Budget Speech 2017South Africa's growth and transformationFiscal policy and the budget framework |
Madam Speaker, the 2017 Budget reflects a balance between maintaining our spending commitments, and ensuring long-term health of the public finances. Slow economic growth has held us back and so decisive steps are needed to strengthen confidence, investment and growth.
Acting too quickly to reduce the deficit would harm service delivery, delay economic recovery, and compromise tax revenue collection. But to ignore our fiscal targets would result in interest rate hikes, unsustainable commitments and credit rating downgrades. This is a scenario in which short-term gains would quickly give way to financial stress, capital flight and cutbacks in service delivery.
To ensure a balanced and sustainable recovery, we indicated in the Medium Term Budget Policy Statement that we would raise an additional R28 billion in tax revenues. We also need to reduce spending by a total of R26 billion over the next two years.
• | The proposed expenditure for 2017/18 totals R1.56 trillion. |
• | Interest on debt amounts to R169 billion. |
• | Projected revenues amount to R1.41 trillion. |
• | The balance of R149 billion, or 3.1 per cent of GDP, will be borrowed. |
Government debt now stands at R2.2 trillion, or 50.7 per cent of GDP. Interest payments are a rising share of expenditure. By acting now to stabilise debt, we will ensure that future generations will not pay for today's expenses, 20 or 30 years from now.
Over the medium term, expenditure on public services will continue to grow moderately above inflation. Though the fiscal envelope is constrained, billions of rands have been shifted to meet new needs. A substantial additional allocation to higher education is again proposed, adding R5 billion to the R32 billion previously announced. After debt service and post-school education and training, the fastest-growing spending categories are health, social development, and community and economic infrastructure.
We will continue to safeguard expenditure that protects poor households. But the medium term expenditure limits are tight. Across all three spheres of government, and in state-owned companies and public entities, those responsible for deciding how money is spent have to do so with scrupulous rigour and care. It is only right that if households and firms face tough choices in balancing their income and expenses, the same disciplines must be applied in public expenditure.
Citizens demand accountability to ensure public funds are used for their intended purposes.

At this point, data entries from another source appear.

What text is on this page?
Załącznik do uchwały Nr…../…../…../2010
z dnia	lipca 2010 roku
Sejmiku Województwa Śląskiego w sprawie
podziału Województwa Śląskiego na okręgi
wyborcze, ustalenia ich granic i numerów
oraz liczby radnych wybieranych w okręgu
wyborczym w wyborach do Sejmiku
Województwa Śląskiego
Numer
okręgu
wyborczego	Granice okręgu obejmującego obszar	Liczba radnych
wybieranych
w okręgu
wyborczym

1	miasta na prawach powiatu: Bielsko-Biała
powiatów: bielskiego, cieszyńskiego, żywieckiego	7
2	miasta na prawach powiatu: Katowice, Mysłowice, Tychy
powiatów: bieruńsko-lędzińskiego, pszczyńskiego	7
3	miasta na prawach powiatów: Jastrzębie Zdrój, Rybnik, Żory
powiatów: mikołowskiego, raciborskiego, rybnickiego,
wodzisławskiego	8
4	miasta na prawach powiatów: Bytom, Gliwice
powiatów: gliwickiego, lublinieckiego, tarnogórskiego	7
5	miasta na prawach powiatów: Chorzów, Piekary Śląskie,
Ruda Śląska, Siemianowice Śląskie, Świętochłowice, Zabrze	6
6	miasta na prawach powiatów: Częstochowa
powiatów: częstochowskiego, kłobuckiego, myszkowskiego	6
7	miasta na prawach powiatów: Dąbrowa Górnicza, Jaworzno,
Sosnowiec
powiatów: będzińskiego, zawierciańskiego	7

In Mahatma Gandhi’s phrase: “Democracy is not a state in which people act like sheep.”
South Africans are not like sheep, Honourable Speaker, and so I have received a great variety of “tips” from members of the public.
Ms Mmanyane Phori wrote: “I still wonder why we do not have TAX as a subject in school. Perhaps the government should educate people from a young age about tax, so that they will have an understanding that there is no government without taxpayers…” Quite right, Ms Phori!